Private Sales Club Privalia Tops Up Its Total Funding To $251M, With $32M From New Investor Sofina, To Drive Latam Growth

Another funding raise for a collaborative consumption startup: Spain-based private sales club Privalia, which sells branded clothes and accessories at discounted prices to members in the five markets it currently plays in, has closed a new €25 million round ($32.3 million). The company did not specify which round this latest raise falls under but has previously raised a total of $218 million in two rounds, taking place in 2010 and 2011, according to Crunchbase.

The new financing brings Privalia’s total funding to date to $251 million. It also adds a new investor, with Belgian-based fund Sofina — also an investor in European online shoe retailer Spartoo — becoming a shareholder. Other prior investors include La Caixa Capital Risc, Nauta Capital, Highland Capital Partners, General Atlantic, Insight Venture Partners, Index Ventures, the founders of dress-for-less Mirco Schultis and Holger Hengstler, and José Manuel Villanueva and Lucas Carné, the two co-founders of Privalia.
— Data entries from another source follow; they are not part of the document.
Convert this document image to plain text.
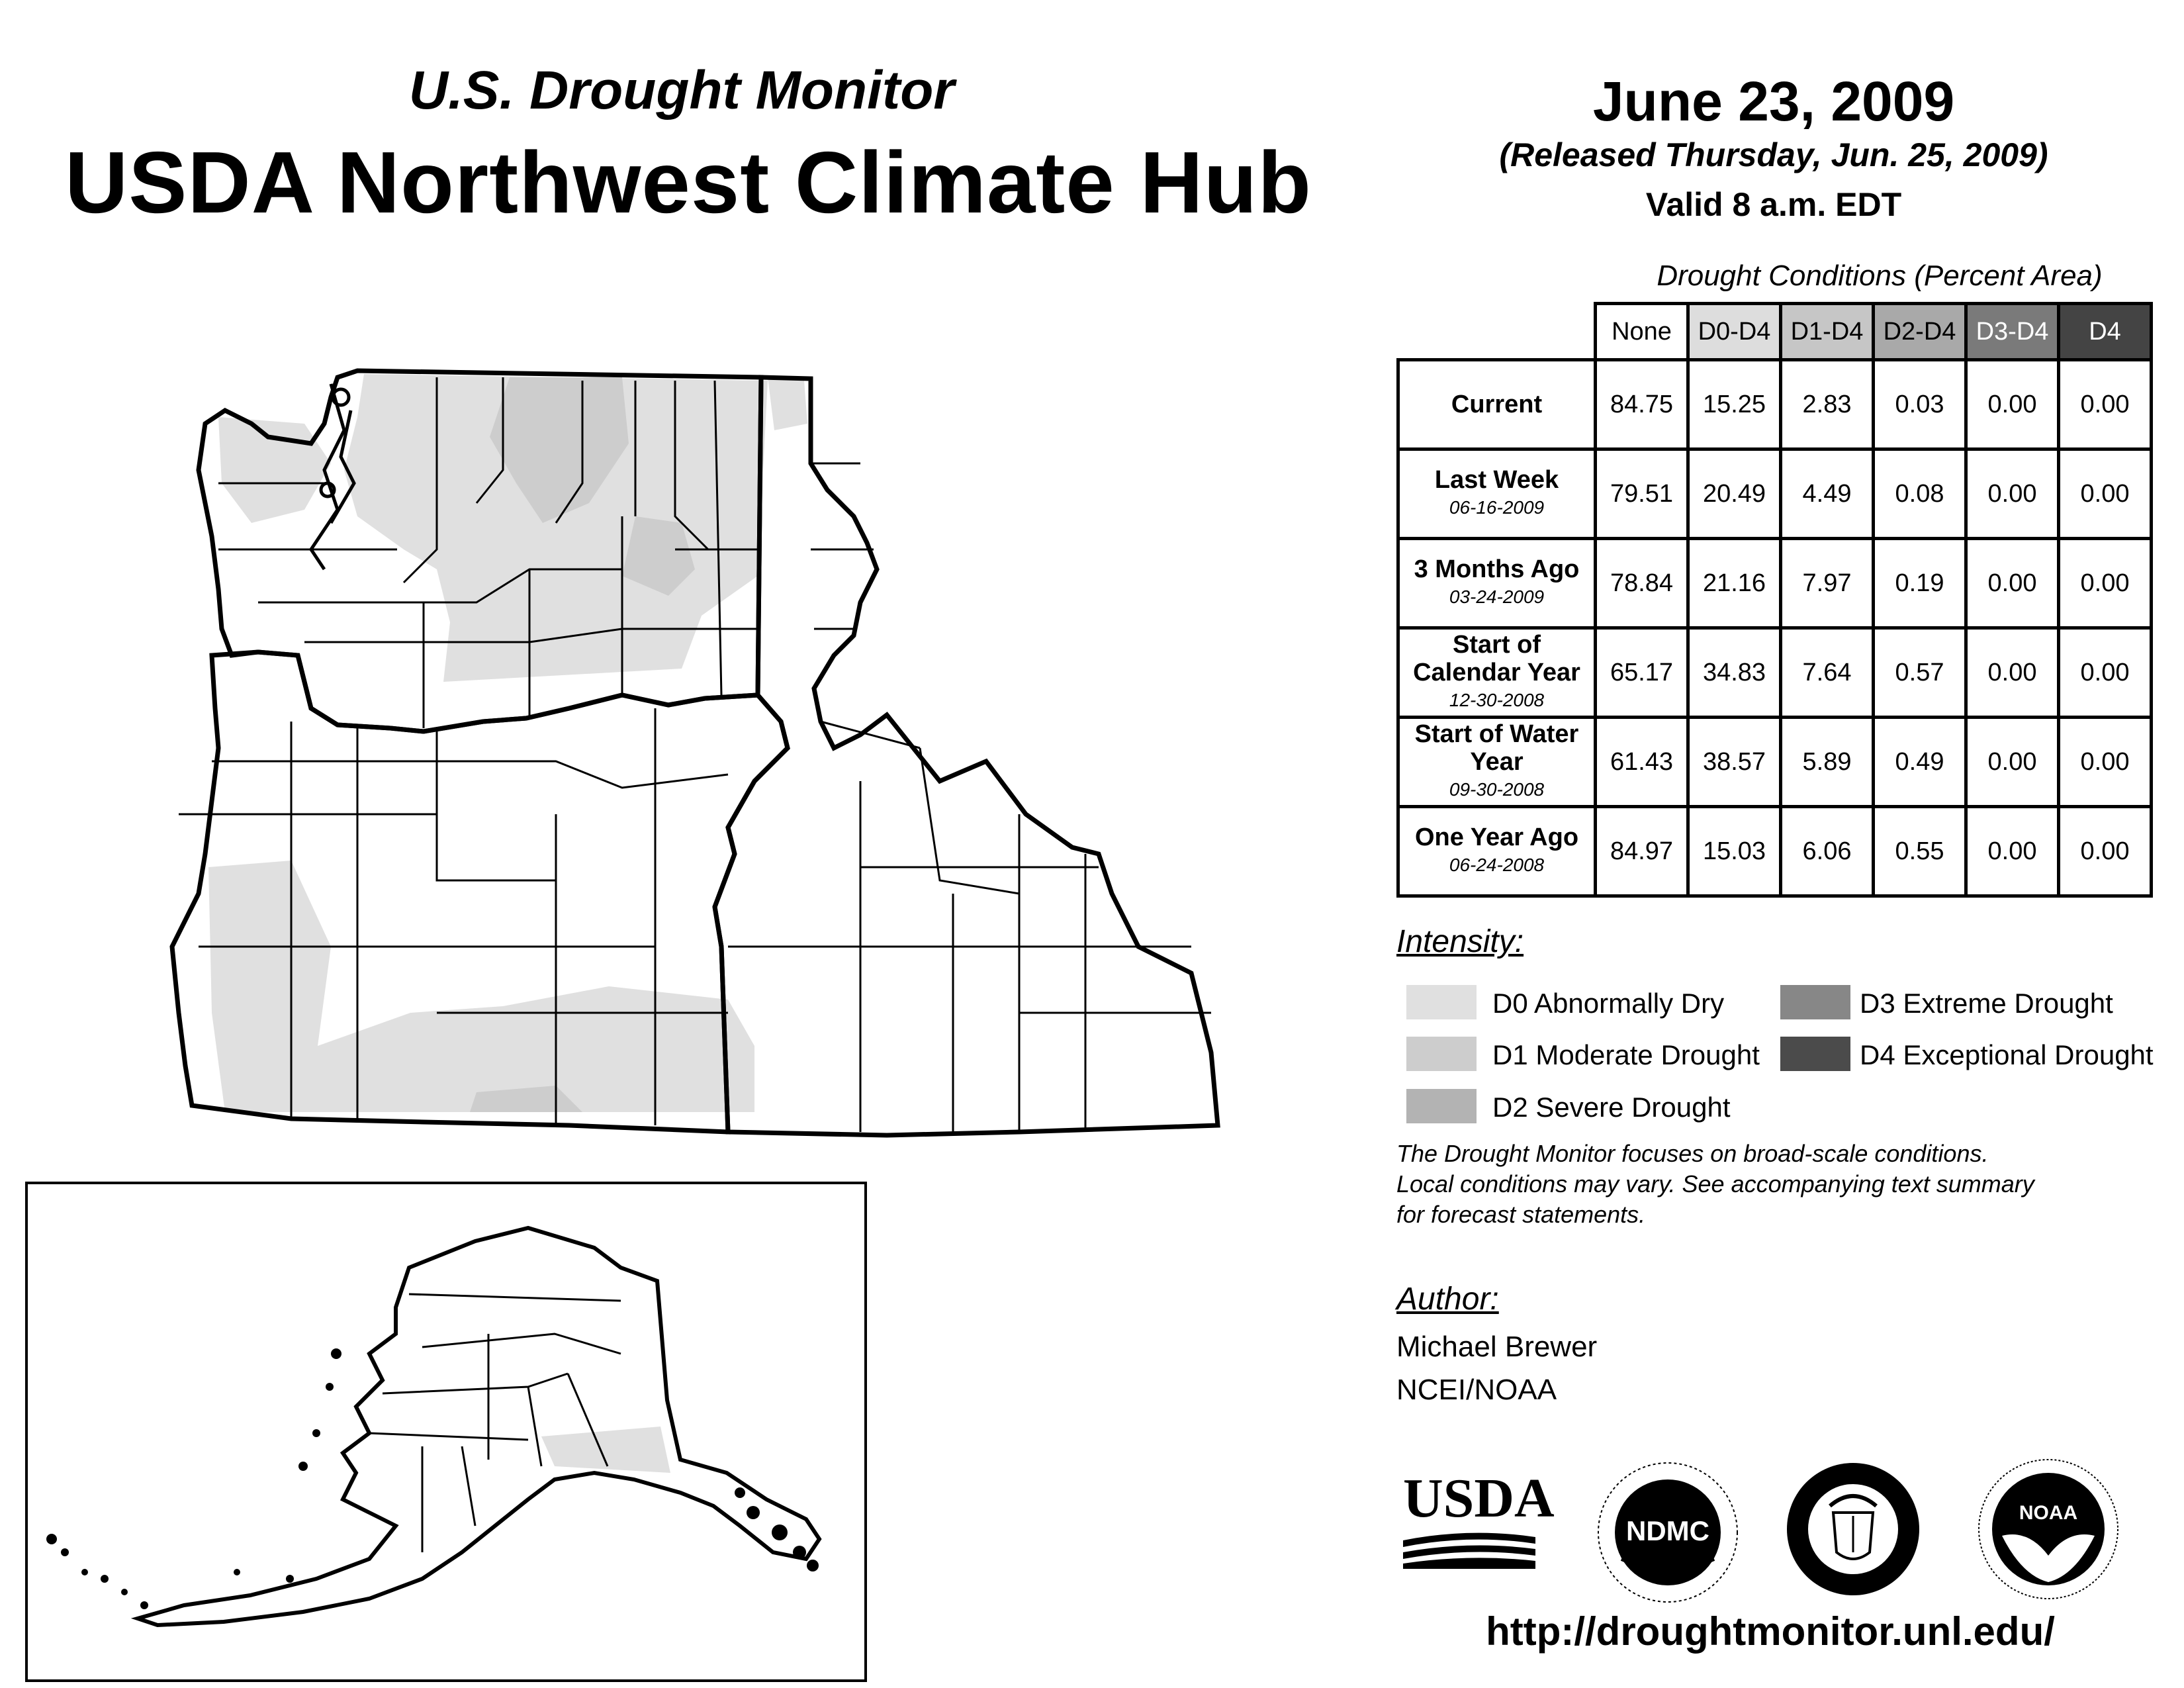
U.S. Drought Monitor
USDA Northwest Climate Hub
June 23, 2009
(Released Thursday, Jun. 25, 2009)
Valid 8 a.m. EDT
Drought Conditions (Percent Area)
	None	D0-D4	D1-D4	D2-D4	D3-D4	D4
Current	84.75	15.25	2.83	0.03	0.00	0.00
Last Week
06-16-2009	79.51	20.49	4.49	0.08	0.00	0.00
3 Months Ago
03-24-2009	78.84	21.16	7.97	0.19	0.00	0.00
Start of Calendar Year
12-30-2008	65.17	34.83	7.64	0.57	0.00	0.00
Start of Water Year
09-30-2008	61.43	38.57	5.89	0.49	0.00	0.00
One Year Ago
06-24-2008	84.97	15.03	6.06	0.55	0.00	0.00
Intensity:
D0 Abnormally Dry
D1 Moderate Drought
D2 Severe Drought
D3 Extreme Drought
D4 Exceptional Drought
The Drought Monitor focuses on broad-scale conditions.
Local conditions may vary. See accompanying text summary
for forecast statements.
Author:
Michael Brewer
NCEI/NOAA
USDA
NDMC
NOAA
http://droughtmonitor.unl.edu/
Privalia currently operates in Spain, Italy, Germany, Mexico and Brazil. It said it plans to use the new funding to expand its growth in the Latam region, as well as to strengthen its financial structure and extend its leadership, noting in a press release that sales in Mexico grew by more than three digits in 2012, and that Brazil is its main operating company by sales volume.Privalia iOS app

Overall, Privalia said its business grew 32% in 2012, with total revenues of €422 million ($543.5 million), adding that it ended the first quarter of this year with positive EBITDA on a consolidated basis. It points to early investment in mobile as a key engine for growth, with €1 in every €3 spent via its mobile apps in Spain, while in Mexico the figure rises to more than 40% of sales — and up to 60% during holiday dates.
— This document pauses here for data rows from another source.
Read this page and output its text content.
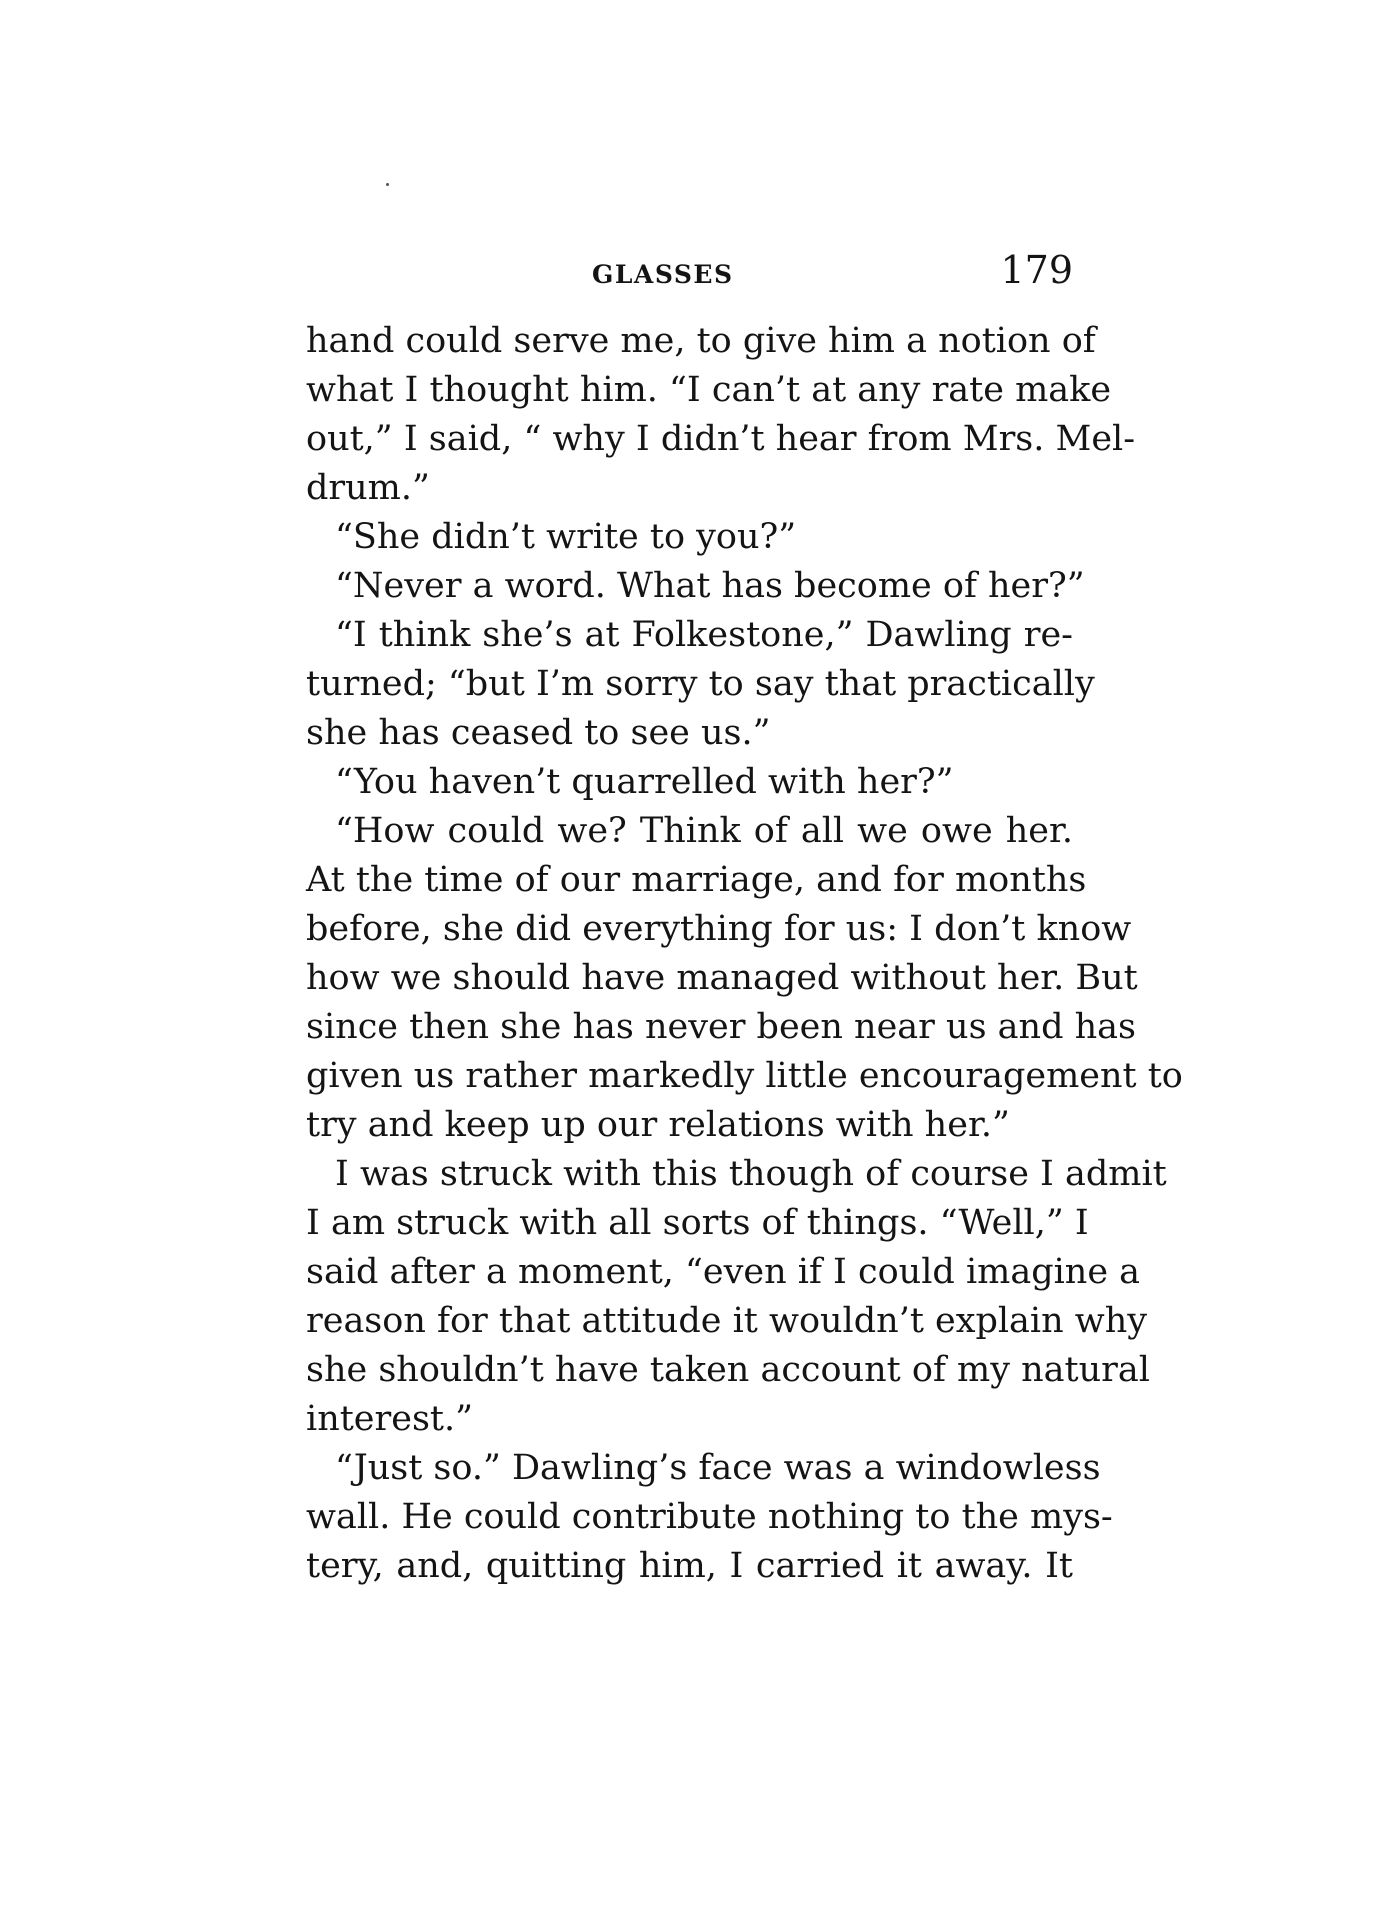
GLASSES	179
hand could serve me, to give him a notion of
what I thought him. “I can’t at any rate make
out,” I said, “ why I didn’t hear from Mrs. Mel-
drum.”
“She didn’t write to you?”
“Never a word. What has become of her?”
“I think she’s at Folkestone,” Dawling re-
turned; “but I’m sorry to say that practically
she has ceased to see us.”
“You haven’t quarrelled with her?”
“How could we? Think of all we owe her.
At the time of our marriage, and for months
before, she did everything for us: I don’t know
how we should have managed without her. But
since then she has never been near us and has
given us rather markedly little encouragement to
try and keep up our relations with her.”
I was struck with this though of course I admit
I am struck with all sorts of things. “Well,” I
said after a moment, “even if I could imagine a
reason for that attitude it wouldn’t explain why
she shouldn’t have taken account of my natural
interest.”
“Just so.” Dawling’s face was a windowless
wall. He could contribute nothing to the mys-
tery, and, quitting him, I carried it away. It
Commenting on the raise in a statement, co-founder Lucas Carné, said: In the last three years we have invested heavily to consolidate as one of the first groups of e-commerce in Europe and Latin America. The current size of operations this year allows us to focus on operational efficiency and profitability growth. Only those electronic stores that are profitable or have strong support from investors, will able to survive in the next three years.We are fortunate to meet both conditions.”